En 1857, Godin prend contact avec l'architecte fouriériste catholique Victor Calland, auteur d'un projet de « Palais de famille », lui-même inspiré du modèle phalanstérien ; celui-ci lui conseille de faire appel à un autre architecte, Albert Lenoir. Pour cause de mésententes avec ce dernier, c'est finalement Godin lui-même qui dresse les premiers plans de son familistère : les formes architecturales et urbanistiques sont celles du phalanstère de Fourier, avec un bâtiment central (édifié de 1862 à 1865), une aile droite (réalisée de 1877 à 1879) et une aile gauche (construite de 1859 à 1860). L'ensemble – usine et familistère – est construit en briques sur un terrain de 18 hectares. Le familistère est plus précisément composé du "palais" et de diverses dépendances – équipements destinés à l'enfance comme la nourricerie, le "pouponnat" (la crèche), équipements commerciaux (l'économat) et bâtiments scolaires, culturels et sportifs (le théâtre, l'école, la buanderie-piscine, etc.). Le "palais " est lui-même constitué de trois bâtiments d'habitation qui possèdent chacun une cour intérieure pavée protégée par une verrière. Cet espace collectif est un espace semi-public à partir duquel des escaliers permettent d'accéder aux coursives puis aux logements qui donnent, en partie, sur cet espace couvert. Ce dernier peut, lors de certains événements, se transformer en lieu de spectacles. Cette disposition et cette configuration des espaces publics et des espaces privés ont conduit certains critiques de l'œuvre de Godin à comparer le familistère à une architecture carcérale. Par ailleurs, fidèle aux principes fouriéristes de confort et d'hygiène, Godin porte une attention particulière à la lumière (les logements sont traversants et sont dotés d'un éclairage au gaz), à l'eau (un point d'eau à chaque étage, de l'eau chaude pour la blanchisserie, de l'eau pour l'arrosage des jardins, etc.).
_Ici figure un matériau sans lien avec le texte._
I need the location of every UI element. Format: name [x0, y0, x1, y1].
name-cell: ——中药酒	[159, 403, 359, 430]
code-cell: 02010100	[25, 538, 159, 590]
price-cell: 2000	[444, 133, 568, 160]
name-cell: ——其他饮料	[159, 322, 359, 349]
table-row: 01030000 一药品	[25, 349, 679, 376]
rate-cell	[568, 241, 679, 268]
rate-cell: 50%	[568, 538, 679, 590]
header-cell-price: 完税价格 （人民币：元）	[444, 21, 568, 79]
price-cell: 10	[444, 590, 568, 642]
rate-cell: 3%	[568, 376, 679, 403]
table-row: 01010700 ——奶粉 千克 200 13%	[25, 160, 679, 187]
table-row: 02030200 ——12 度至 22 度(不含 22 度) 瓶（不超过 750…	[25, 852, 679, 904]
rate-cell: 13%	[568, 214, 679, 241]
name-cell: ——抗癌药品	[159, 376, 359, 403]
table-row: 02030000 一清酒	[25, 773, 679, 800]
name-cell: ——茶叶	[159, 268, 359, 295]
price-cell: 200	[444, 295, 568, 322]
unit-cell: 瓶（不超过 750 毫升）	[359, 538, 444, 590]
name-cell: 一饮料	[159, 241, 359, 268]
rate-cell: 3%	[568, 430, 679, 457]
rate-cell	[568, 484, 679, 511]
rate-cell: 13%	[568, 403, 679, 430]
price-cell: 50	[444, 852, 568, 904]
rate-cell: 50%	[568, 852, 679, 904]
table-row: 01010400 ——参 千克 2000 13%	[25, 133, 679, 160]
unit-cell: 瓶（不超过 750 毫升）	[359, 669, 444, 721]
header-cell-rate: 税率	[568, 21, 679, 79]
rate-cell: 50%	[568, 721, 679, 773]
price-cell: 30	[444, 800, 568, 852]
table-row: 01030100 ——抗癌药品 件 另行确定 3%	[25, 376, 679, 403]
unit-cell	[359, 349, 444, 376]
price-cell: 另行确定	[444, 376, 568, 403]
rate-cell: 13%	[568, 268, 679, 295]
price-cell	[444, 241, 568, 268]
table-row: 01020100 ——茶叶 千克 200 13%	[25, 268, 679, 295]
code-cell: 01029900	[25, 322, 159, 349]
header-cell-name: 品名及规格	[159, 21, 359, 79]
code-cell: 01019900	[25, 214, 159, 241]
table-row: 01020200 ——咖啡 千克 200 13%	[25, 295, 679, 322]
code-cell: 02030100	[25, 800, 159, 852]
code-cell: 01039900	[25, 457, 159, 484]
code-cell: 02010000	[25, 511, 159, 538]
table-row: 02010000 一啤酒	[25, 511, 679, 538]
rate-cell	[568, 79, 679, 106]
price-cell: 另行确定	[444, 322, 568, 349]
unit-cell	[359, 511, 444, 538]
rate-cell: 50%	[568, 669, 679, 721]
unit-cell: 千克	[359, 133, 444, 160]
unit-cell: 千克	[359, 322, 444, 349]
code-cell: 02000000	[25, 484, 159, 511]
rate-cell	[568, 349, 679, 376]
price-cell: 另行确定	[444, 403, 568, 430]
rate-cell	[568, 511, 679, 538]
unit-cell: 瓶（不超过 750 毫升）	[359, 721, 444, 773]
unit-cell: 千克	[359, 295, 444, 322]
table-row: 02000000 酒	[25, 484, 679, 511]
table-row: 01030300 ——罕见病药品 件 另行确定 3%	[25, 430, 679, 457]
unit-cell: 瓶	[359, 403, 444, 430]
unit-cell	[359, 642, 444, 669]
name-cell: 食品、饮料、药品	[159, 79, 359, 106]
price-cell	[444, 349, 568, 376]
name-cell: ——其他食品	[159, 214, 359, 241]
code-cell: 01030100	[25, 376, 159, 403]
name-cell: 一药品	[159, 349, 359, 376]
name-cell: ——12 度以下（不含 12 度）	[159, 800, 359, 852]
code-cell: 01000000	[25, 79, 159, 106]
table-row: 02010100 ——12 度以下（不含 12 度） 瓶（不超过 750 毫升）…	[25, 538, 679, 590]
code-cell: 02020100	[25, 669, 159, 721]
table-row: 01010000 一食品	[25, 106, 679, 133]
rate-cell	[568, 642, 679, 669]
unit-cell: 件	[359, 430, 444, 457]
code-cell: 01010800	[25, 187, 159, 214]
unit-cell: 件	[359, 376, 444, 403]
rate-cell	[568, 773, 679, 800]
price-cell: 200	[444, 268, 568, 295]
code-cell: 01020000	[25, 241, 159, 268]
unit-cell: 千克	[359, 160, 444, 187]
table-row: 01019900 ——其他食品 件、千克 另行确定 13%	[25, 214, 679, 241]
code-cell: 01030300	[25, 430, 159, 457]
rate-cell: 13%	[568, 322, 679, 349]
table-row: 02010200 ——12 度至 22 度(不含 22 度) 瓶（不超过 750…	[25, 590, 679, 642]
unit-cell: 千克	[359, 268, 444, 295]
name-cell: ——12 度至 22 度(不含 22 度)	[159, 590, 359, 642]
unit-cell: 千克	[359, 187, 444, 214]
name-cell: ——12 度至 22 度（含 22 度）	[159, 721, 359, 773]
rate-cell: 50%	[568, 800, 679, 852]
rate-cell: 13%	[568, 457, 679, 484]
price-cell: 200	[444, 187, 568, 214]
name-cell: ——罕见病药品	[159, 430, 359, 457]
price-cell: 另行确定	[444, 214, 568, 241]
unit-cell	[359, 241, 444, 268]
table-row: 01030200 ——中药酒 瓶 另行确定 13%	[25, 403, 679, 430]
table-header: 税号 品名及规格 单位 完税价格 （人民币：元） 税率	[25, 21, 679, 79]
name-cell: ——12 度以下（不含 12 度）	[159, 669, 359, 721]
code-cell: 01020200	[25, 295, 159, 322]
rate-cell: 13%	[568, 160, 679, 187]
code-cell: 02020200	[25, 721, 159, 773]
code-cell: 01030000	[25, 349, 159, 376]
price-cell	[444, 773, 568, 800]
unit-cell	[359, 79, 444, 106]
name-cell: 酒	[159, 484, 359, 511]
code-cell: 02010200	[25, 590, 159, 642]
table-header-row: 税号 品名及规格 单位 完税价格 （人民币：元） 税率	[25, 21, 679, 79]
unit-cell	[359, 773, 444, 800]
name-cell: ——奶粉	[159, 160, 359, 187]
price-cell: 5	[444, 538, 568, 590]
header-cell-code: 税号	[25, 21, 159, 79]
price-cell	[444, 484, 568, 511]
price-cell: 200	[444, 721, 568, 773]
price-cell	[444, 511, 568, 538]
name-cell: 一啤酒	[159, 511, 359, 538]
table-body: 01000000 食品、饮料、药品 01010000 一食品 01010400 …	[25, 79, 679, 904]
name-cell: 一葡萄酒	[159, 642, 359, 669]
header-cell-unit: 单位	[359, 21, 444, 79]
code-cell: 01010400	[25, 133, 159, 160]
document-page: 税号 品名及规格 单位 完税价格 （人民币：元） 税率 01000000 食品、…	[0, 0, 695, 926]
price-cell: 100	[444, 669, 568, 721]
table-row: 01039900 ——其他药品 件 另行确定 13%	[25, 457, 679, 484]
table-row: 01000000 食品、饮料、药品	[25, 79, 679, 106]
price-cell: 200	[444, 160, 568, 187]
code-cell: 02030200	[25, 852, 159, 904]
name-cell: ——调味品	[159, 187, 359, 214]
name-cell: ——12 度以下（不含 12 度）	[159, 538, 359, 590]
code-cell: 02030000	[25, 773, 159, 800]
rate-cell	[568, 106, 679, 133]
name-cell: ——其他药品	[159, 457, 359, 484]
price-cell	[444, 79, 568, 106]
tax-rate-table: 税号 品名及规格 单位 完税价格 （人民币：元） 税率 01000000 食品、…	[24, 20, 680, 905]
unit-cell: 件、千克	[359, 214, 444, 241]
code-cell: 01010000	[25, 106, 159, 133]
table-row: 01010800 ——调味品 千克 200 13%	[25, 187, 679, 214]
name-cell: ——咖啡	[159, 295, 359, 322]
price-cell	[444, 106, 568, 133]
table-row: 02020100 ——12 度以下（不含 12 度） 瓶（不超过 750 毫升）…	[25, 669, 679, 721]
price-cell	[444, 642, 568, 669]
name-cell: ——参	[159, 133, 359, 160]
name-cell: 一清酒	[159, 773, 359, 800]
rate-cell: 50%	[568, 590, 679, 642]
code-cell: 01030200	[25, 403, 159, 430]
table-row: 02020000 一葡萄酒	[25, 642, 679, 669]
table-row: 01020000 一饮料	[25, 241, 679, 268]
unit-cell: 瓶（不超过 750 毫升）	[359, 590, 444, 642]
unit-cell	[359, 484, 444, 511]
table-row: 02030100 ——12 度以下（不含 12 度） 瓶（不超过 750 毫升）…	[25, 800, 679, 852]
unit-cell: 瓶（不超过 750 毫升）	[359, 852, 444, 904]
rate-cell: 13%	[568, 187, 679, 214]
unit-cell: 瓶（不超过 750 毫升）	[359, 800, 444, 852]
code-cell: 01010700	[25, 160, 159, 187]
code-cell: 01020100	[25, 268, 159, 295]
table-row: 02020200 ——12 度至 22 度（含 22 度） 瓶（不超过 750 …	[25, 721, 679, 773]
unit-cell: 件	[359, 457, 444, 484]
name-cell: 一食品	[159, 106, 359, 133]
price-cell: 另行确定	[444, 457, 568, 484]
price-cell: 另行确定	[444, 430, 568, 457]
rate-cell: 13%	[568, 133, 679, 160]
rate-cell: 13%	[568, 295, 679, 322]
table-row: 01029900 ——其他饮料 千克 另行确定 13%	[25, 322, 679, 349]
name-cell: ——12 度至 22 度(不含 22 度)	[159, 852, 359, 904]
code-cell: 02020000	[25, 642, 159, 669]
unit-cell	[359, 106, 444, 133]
Selon la classification opérée par Françoise Choay dans son ouvrage L'urbanisme, utopies et réalités. Une anthologie, les écrits de Godin et son familistère s'inscrivent dans les perspectives et les principes du pré-urbanisme progressiste, à l'instar des travaux, des écrits ou des réalisations de Robert Owen, de Charles Fourier, bien sûr, de Victor Considérant, d'Etienne Cabet ou encore de Pierre-Joseph Proudhon. Enfin, l'aventure familistérienne est également unique en France, car elle a duré environ un siècle, de la construction du familistère par Godin dans la seconde moitié du XIXe siècle à la fin des années 1960, moment où les logements sont vendus et où l'entreprise et le familistère sont séparés.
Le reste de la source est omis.